Dalam keterangannya, Titiek mengungkapkan bahwa alat tersebut bisa menjadi jawaban bagi pembudidaya ikan yang belum memiliki fasilitas pendingin seperti freezer.

“Ini solusi yang sangat cerdas. Bagi yang tidak punya freezer, ikan bisa diasap, daya tahannya lebih lama, dan nilai jualnya juga meningkat,” ujarnya.

Tak hanya itu, alat ini mampu mengolah berbagai jenis ikan—mulai dari lele hingga ikan air tawar lainnya—menjadi produk siap jual dengan kualitas lebih baik.

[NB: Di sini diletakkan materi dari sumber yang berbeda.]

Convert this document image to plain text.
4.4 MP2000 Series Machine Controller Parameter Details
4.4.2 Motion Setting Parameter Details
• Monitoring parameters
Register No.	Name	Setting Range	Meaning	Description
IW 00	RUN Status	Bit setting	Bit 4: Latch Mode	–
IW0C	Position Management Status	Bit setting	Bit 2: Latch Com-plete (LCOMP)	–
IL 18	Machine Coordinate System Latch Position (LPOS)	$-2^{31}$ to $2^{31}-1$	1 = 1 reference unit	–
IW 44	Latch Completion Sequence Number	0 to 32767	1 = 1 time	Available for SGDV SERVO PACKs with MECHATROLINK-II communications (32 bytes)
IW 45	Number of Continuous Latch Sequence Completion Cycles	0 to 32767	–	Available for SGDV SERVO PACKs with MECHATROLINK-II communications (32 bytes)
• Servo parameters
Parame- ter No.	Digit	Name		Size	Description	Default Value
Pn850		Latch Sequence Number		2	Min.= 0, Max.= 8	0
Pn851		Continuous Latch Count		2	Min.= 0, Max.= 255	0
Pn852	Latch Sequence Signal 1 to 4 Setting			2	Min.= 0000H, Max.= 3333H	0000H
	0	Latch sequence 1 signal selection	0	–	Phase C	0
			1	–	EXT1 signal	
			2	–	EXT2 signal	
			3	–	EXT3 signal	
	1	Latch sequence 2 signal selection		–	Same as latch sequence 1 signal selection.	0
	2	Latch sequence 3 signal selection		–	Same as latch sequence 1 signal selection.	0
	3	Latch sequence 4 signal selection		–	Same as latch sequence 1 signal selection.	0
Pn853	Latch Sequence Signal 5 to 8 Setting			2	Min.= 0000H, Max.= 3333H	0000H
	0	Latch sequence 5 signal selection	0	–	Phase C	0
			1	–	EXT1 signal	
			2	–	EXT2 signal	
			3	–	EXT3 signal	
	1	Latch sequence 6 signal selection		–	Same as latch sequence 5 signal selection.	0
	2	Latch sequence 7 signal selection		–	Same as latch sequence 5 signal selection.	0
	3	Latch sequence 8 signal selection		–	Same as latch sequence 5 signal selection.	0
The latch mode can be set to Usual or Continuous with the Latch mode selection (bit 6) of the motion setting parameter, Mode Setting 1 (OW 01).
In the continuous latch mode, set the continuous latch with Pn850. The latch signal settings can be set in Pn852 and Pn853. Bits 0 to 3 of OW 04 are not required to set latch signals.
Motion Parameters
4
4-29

Dengan biaya produksi yang relatif terjangkau, inovasi ini dinilai berpotensi besar untuk diperbanyak dan disalurkan sebagai bantuan kepada masyarakat.

Selain teknologi pengasapan, Komisi IV juga mengapresiasi pengembangan pakan ikan inovatif yang diklaim mampu mempercepat masa panen sekaligus menekan biaya produksi.

“Kalau pakannya lebih murah dan masa panen lebih cepat, tentu ini akan sangat membantu para pembudidaya meningkatkan keuntungan,” tambahnya.

Tak berhenti di situ, Titiek juga mendorong agar hasil inovasi olahan ikan dari balai riset ini bisa masuk ke program Makanan Bergizi Gratis (MBG). Menurutnya, produk berbasis ikan memiliki potensi besar untuk mendukung kebutuhan gizi masyarakat sekaligus membuka pasar baru bagi pelaku usaha perikanan.

Kunjungan ini menjadi bukti bahwa kolaborasi antara lembaga riset dan pemerintah dapat melahirkan solusi nyata. Dengan dorongan dari DPR RI, inovasi-inovasi dari BRBATPP diharapkan segera diperluas pemanfaatannya demi meningkatkan kesejahteraan pembudidaya ikan di seluruh Indonesia.